Она не хотела реветь. У нее, возможно, уникальный и единственный шанс встретиться с «Tricksters», но вместо нормального разговора она развела драму, из-за которой у Томаса блестят глаза, а Кейси всхлипывает на ее плече – посмотреть на остальных мешали слезы.
– Спасибо за эту историю. Такое сложно рассказывать, я знаю. Но вот эти моменты делают нашу музыку, нашу жизнь важной и стоящей.
– Томас прав, – голос Грега звучал приглушенно, словно его рыжая борода поглощала звуки, но все понимали, что дело совсем не в этом. – Все говорят о славе, деньгах, премиях. Но все дело в людях, в том, что ты можешь им дать.
– Все еще считаю, что у нас лучшие фанаты, – Ник пытался быть беззаботным, но барабанящие по колену в спортивных штанах пальцы выдавали его с головой.

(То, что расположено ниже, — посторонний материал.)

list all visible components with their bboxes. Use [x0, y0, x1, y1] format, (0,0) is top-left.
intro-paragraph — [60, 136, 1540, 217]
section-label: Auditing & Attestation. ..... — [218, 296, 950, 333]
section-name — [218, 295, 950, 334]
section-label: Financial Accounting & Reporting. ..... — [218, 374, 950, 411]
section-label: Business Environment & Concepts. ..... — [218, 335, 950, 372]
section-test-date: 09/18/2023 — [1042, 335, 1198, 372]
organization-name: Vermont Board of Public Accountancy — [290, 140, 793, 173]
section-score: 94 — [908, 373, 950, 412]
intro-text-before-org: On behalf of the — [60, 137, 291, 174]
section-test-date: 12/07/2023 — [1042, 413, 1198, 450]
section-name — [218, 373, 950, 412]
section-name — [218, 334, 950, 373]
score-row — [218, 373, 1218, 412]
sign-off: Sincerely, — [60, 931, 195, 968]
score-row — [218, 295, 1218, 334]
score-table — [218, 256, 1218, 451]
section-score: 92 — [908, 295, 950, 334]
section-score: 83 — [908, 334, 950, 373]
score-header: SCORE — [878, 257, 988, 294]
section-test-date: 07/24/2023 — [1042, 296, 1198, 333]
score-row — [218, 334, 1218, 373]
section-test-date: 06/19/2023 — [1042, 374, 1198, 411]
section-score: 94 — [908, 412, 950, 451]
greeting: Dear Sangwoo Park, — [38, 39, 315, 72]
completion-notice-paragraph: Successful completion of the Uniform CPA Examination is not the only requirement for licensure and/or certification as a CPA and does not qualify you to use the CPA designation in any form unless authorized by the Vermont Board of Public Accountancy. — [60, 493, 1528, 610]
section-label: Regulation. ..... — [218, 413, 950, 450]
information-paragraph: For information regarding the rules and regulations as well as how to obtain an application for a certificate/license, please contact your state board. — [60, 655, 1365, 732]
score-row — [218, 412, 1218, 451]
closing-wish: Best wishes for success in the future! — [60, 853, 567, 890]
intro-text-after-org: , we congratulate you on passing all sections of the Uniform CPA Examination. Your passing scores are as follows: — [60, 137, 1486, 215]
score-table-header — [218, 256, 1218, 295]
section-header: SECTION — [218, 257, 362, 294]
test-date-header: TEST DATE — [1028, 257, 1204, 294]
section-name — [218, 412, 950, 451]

– Для тебя всегда, всегда, – выделила голосом Кейси, все еще немного всхлипывая, – будет билет на любое наше шоу, о’кей?
– Два билета, – поправил ее Томас.
И эта внимательность к ее истории, к ее словам о походах на концерты за двоих тронула Никки даже больше, чем их приход. Неважно, насколько они меняются на сцене, ведь там они божественны в любом случае, важно то, какими великолепными людьми они остаются, когда сходят с нее.
Они болтали еще около часа и даже сделали несколько фото – Аарон снова язвил о декорациях, – и все это время Николь впитывала их голоса, запоминала мелкие черты, вроде колец на пальцах Ника, тонких вьющихся прядей возле ушей и шеи Кейси, морщинок между рыжих бровей Грега, привычку поправлять часы у Аарона или такого легкого и непривычного смеха Томаса – совсем не как на видео. Теперь они стали чем-то большим, чем просто любимая группа – они стали реальными и простыми. И это, возможно, было самым дорогим, что «Tricksters» могли для нее сделать. Уходя, они все ее осторожно обняли и подарили диск с новыми песнями. Она поклялась не обмануть их доверие и едва не разрыдалась снова, хотя плакать – точно не одна из ее привычек. Словно вместе с ребрами сломались и доспехи, которые все эти годы прикрывали ее ранимость.